Somehow I know that just about everything I do is in some way or form self-destructive. I feel myself slipping under the dark veil and I love it. I can feel myself hurting myself in a way that should not particularly be allowd, and I love it. I can see those around me shake their heads in a disaproving way, and I want to prove them wrong, I want to coninue, and LOVE it...Prove them wrong in a sense that I can make these sort of decisions for myself and still turn out okay in life.
What is okay? I guess that's your own desicion to make, your conscience to decide. If you feel the guilt eating away at you, then you're probably not making the right decision, unless of course you just haven't been fully informed of what's truly right or wrong.

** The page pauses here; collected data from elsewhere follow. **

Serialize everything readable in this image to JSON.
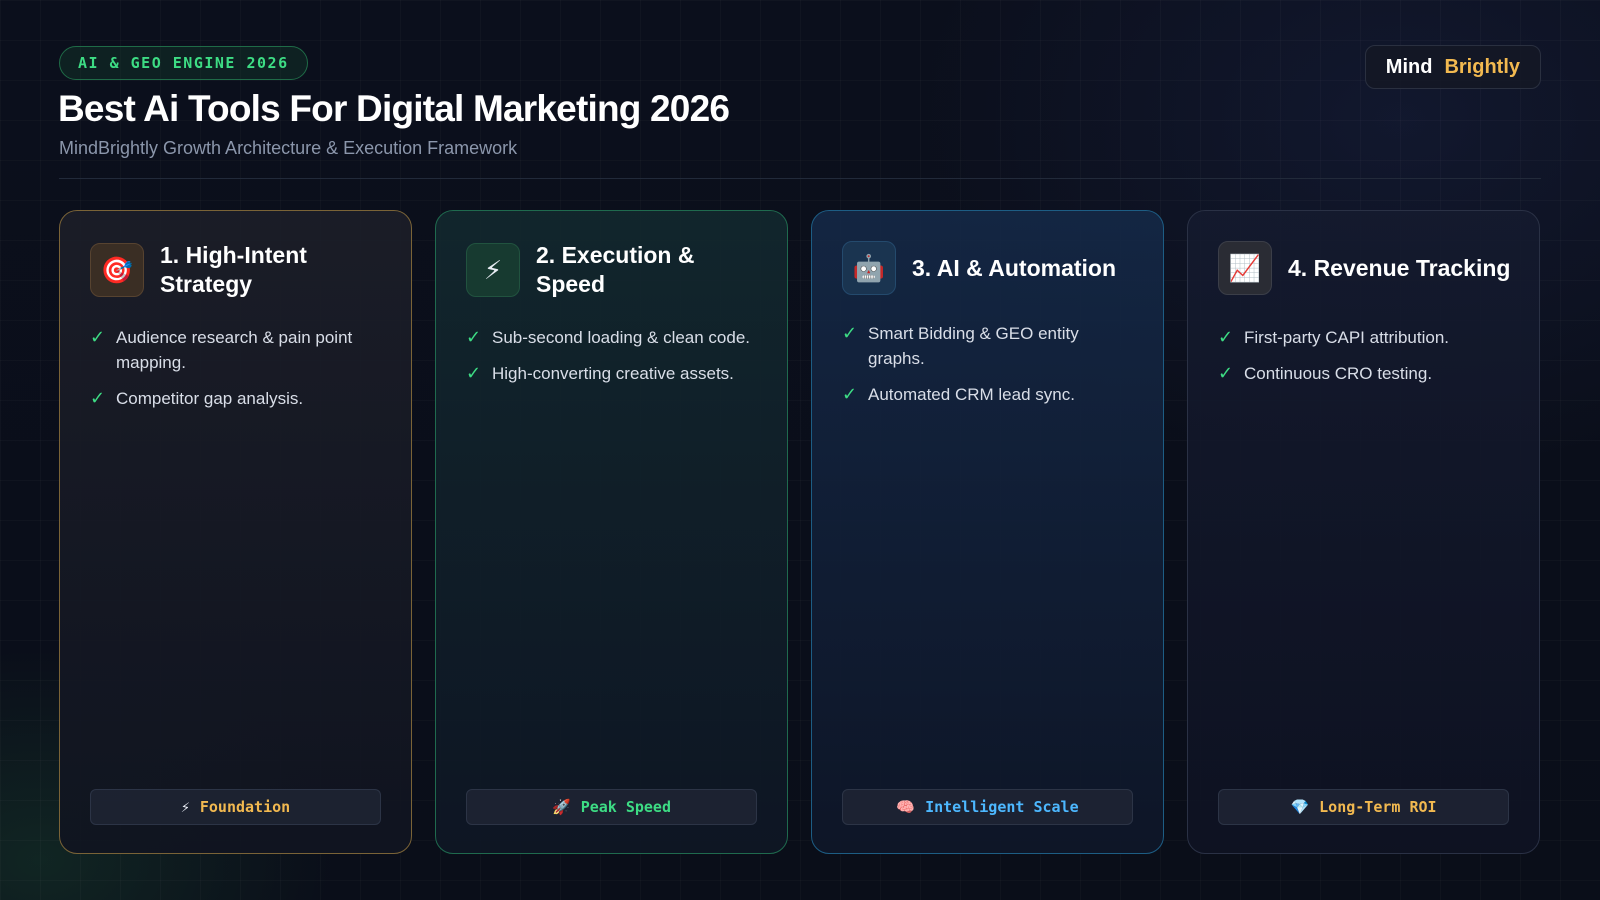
{
  "header": {
    "badge": "AI & GEO ENGINE 2026",
    "title": "Best Ai Tools For Digital Marketing 2026",
    "subtitle": "MindBrightly Growth Architecture & Execution Framework",
    "logo_part1": "Mind",
    "logo_part2": "Brightly"
  },
  "colors": {
    "accent_green": "#3ddc84",
    "accent_gold": "#f2b950",
    "accent_blue": "#4db8ff",
    "background": "#0a0e1a"
  },
  "cards": [
    {
      "title": "1. High-Intent Strategy",
      "icon": "target-icon",
      "icon_glyph": "🎯",
      "items": [
        "Audience research & pain point mapping.",
        "Competitor gap analysis."
      ],
      "footer_icon": "⚡",
      "footer_icon_name": "lightning-icon",
      "footer": "Foundation"
    },
    {
      "title": "2. Execution & Speed",
      "icon": "lightning-icon",
      "icon_glyph": "⚡",
      "items": [
        "Sub-second loading & clean code.",
        "High-converting creative assets."
      ],
      "footer_icon": "🚀",
      "footer_icon_name": "rocket-icon",
      "footer": "Peak Speed"
    },
    {
      "title": "3. AI & Automation",
      "icon": "robot-icon",
      "icon_glyph": "🤖",
      "items": [
        "Smart Bidding & GEO entity graphs.",
        "Automated CRM lead sync."
      ],
      "footer_icon": "🧠",
      "footer_icon_name": "brain-icon",
      "footer": "Intelligent Scale"
    },
    {
      "title": "4. Revenue Tracking",
      "icon": "chart-increasing-icon",
      "icon_glyph": "📈",
      "items": [
        "First-party CAPI attribution.",
        "Continuous CRO testing."
      ],
      "footer_icon": "💎",
      "footer_icon_name": "gem-icon",
      "footer": "Long-Term ROI"
    }
  ],
  "check_glyph": "✓"
}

But ultimately it's all up to you. If you feel a person deserves to die, that's your opinion, taking care of it yourself is a whole other thing, You can't play God. Or can you.
Who's to say what God is anyhow. God could be the Earth itself, a certain I idea I find particularly appealing. God could be your subconscience, that tries to get through to you, help you make right decisions...
God could be your parents, who created you, gave you life, and you must live out your life in their eyes, what they view to be acceptable....which does not quite appeal to me, although the idea of doing what you can to be accepted by your parents would be satisfactory. Unless your parents happened to be abusive, crack-addict, psychopaths.
Well, now I'm just on rant that could go on for ages....:). I can't say what I do is wrong or right, it doesn't affect others to the extent that they are hurting as well as I am, and maybe that's at the point where I can say what I'm doing right.